Mad Men’s focus on women, particularly the depictions of Peggy and Joan, is the foremost reason I love the show. Handled by less skillful writers, the women characters most certainly would have been confined to the stereotypes they initially seem to embody. In most television shows, Joan would be written off as the Whore who trades sex for personal gain and Peggy would be labeled icy and frigid, ruthlessly obsessed with her work. However, Mad Men plays to the nuances of of each woman — to their intelligence, their pragmatism and warmth. It permits each of its characters to move beyond what is expected of them, as long as the character is bold enough to take the steps necessary for growth. Since women today are still not paid as much as men and continuously have their value based primarily on their sex appeal, there is something so empowering about watching the women of the show endure the cruelties of everyday sexism and prosper in spite of it. These moments make me want to honor all of the women who have made room for me and remind me that I have a responsibility to make room for the generation of women after me.
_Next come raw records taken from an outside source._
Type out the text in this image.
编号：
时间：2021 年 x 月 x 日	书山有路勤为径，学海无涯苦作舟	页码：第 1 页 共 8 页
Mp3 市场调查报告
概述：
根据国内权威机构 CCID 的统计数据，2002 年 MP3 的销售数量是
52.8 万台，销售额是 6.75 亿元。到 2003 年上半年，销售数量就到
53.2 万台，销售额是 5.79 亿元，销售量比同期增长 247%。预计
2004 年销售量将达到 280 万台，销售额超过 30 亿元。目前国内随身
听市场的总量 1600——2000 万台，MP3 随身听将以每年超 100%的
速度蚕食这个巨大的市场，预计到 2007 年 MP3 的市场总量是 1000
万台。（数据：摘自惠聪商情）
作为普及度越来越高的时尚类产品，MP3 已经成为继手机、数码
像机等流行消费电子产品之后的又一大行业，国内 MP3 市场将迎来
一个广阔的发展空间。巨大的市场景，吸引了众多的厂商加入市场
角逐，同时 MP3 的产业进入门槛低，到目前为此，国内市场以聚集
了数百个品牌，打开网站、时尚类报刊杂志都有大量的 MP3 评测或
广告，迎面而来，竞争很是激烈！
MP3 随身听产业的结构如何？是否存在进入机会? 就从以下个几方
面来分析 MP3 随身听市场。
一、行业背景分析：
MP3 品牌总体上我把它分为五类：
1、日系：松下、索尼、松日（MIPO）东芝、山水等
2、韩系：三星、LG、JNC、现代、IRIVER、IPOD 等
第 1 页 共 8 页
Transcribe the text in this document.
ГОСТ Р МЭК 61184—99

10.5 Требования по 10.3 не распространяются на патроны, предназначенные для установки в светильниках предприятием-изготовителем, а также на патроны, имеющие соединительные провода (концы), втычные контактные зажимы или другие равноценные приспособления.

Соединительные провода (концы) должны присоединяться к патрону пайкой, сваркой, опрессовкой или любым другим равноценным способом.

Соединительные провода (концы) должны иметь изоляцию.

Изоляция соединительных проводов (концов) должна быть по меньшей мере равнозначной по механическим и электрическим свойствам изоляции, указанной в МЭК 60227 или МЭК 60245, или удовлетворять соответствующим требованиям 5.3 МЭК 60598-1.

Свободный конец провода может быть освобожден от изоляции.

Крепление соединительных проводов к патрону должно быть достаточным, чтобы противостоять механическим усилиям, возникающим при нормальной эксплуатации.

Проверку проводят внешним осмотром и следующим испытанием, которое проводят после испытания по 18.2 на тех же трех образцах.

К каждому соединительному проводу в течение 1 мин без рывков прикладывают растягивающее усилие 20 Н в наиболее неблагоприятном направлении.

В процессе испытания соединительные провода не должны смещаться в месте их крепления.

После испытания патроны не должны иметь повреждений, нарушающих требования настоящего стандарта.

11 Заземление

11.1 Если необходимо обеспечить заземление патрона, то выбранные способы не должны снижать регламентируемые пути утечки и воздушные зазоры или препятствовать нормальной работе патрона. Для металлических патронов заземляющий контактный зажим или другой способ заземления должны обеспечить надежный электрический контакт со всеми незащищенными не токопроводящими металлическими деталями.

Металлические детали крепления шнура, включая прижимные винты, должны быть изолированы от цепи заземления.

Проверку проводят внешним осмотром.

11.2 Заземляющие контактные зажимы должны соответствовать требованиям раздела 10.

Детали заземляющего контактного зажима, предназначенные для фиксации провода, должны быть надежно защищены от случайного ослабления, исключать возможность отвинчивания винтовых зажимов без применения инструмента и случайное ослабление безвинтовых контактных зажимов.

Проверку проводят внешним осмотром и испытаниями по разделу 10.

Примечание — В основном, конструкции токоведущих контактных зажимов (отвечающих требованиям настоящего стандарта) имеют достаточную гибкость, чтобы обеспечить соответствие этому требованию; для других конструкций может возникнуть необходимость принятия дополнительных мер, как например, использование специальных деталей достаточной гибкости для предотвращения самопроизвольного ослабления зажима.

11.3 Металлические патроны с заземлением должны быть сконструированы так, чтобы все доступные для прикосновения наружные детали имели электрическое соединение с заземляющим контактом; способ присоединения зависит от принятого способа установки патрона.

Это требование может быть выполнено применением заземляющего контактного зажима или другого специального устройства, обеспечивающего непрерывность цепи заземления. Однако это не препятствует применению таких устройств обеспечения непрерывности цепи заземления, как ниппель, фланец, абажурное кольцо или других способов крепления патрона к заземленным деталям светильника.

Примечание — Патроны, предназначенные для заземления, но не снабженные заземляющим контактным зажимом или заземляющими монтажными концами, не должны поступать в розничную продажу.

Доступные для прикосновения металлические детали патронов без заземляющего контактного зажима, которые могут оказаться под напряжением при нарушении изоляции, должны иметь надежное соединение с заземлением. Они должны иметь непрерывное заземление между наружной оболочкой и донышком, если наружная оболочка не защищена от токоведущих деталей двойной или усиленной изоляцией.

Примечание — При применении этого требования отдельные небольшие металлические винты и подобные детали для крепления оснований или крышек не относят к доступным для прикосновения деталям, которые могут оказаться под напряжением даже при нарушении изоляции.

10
As Bert Cooper remarks about a secretary who dies at her desk in my favorite episode of Mad Men, “She was born in 1898 in a barn. She died on the thirty-seventh floor of a skyscraper. She was an astronaut.” Joan and Peggy, too, are astronauts, surpassing the boundaries of the world they grew up in, in order to create meaningful lives independent of male influence. In this way, Mad Men is also a spaceship, encouraging us to imagine a new world, the one America promises to be, where a person’s value is based solely on their talent and hard work, rather than their appearance or circumstance.
This notion plays out throughout the show. An episode in Season 7 sees Don driving down the road as David Bowie’s “Space Oddity” plays. Though Don spends most of the show emotionally divorced from everyone in his life, seemingly living in his own orbit, this choice of song demonstrates that Don is also an astronaut. He’s moving into a greater spiritual understanding of himself.
Don’s relationship with Peggy and his decision to allow her to take the lead on the Burger Chef account is a part of what triggers his spiritual awakening. In an episode set against the backdrop of the 1969 Moon Landing — a moment in history that reminds us both of our human limitations and our ability to surpass them — Peggy delivers a moving pitch for Burger Chef, one that is reminiscent of Don’s for the Kodak slide projector. Speaking of the Moon Landing, Peggy says, “I don’t know if it was the technological achievement or the fact that we were all doing the same thing at the same time. Sitting in this room, we can still feel the pleasure of that connection. We were starved for it. We really were.” She goes on, eerily echoing our own uncertain cultural climate, “The TV’s always on. Vietnam is playing the background, the news wins every night. And you’re starving — and not just for dinner.”
This connection that Peggy speaks of is precisely what Mad Men offers to its viewers, what it reminds us that we need. The magic of Mad Men lies in its ability to make us connect more deeply with ourselves, with each other, with the history that we share and the figures who brought us to where we are now. The show’s magic is in its message that we cannot get where we need to be until we honor who we have been. The show does exactly what television should — it connects us.